Use Platform Events when you’re coordinating multiple systems
They’re asynchronous, scalable, and far more graceful than a single overloaded transaction. 💯
Leverage Limits.getHeapSize() for large in-memory processing
Large collections can kill a transaction long before SOQL does.
The Limits class doesn’t replace bulkification. It just gives you real-time telemetry to stay on track. 🛤️
STAY LIMIT-HEALTHY
FINISH STRONG
The Limits class is one of the most underrated tools in the Apex ecosystem.
It’s simple. It’s fast. It’s the only way to see how close you are to governor limits before you hit them. 🧱
It belongs in every service layer, every trigger framework, and every high-volume operation.
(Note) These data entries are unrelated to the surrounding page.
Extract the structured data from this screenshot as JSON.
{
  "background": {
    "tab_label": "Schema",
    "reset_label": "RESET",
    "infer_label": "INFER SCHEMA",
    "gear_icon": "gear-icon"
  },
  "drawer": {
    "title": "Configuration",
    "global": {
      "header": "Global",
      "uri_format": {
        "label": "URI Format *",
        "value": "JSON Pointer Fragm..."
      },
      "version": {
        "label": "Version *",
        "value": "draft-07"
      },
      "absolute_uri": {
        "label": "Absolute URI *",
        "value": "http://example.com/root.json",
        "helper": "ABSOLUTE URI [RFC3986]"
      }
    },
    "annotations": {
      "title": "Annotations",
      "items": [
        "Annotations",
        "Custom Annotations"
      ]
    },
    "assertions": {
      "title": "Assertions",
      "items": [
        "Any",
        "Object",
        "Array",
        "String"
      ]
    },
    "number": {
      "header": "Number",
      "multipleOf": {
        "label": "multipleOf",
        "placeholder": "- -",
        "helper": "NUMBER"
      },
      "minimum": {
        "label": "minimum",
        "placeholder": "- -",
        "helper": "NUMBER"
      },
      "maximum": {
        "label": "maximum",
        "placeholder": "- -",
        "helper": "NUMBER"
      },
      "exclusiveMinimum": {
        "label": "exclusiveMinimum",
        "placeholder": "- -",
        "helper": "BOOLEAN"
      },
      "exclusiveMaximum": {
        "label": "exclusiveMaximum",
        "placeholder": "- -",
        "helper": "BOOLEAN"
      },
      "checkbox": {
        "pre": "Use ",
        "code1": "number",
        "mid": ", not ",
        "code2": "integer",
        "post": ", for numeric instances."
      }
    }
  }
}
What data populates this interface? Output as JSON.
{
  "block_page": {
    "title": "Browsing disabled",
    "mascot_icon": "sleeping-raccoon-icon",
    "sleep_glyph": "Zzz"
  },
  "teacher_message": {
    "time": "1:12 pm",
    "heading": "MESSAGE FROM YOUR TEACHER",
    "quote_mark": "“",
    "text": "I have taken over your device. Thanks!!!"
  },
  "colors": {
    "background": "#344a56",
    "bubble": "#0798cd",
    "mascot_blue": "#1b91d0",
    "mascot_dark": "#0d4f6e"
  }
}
Used well, it gives your code the same benefits a calorie counter gives your diet: clarity, discipline, and early warning signals before you overdo it. 🚨
If you want scalable Apex applications, airtight bulkification, and architecture that survives platform growth year after year, the Limits class is your quiet, reliable partner.
Keep it close. Check it often. Treat it like the telemetry layer your code always needed.
Because on the Salesforce platform, healthy code isn’t accidental. It’s intentional. 👈️
And Limits is how you measure it.
SOUL FOOD
Today’s Principle
"Code is like humor. When you have to explain it, it’s bad."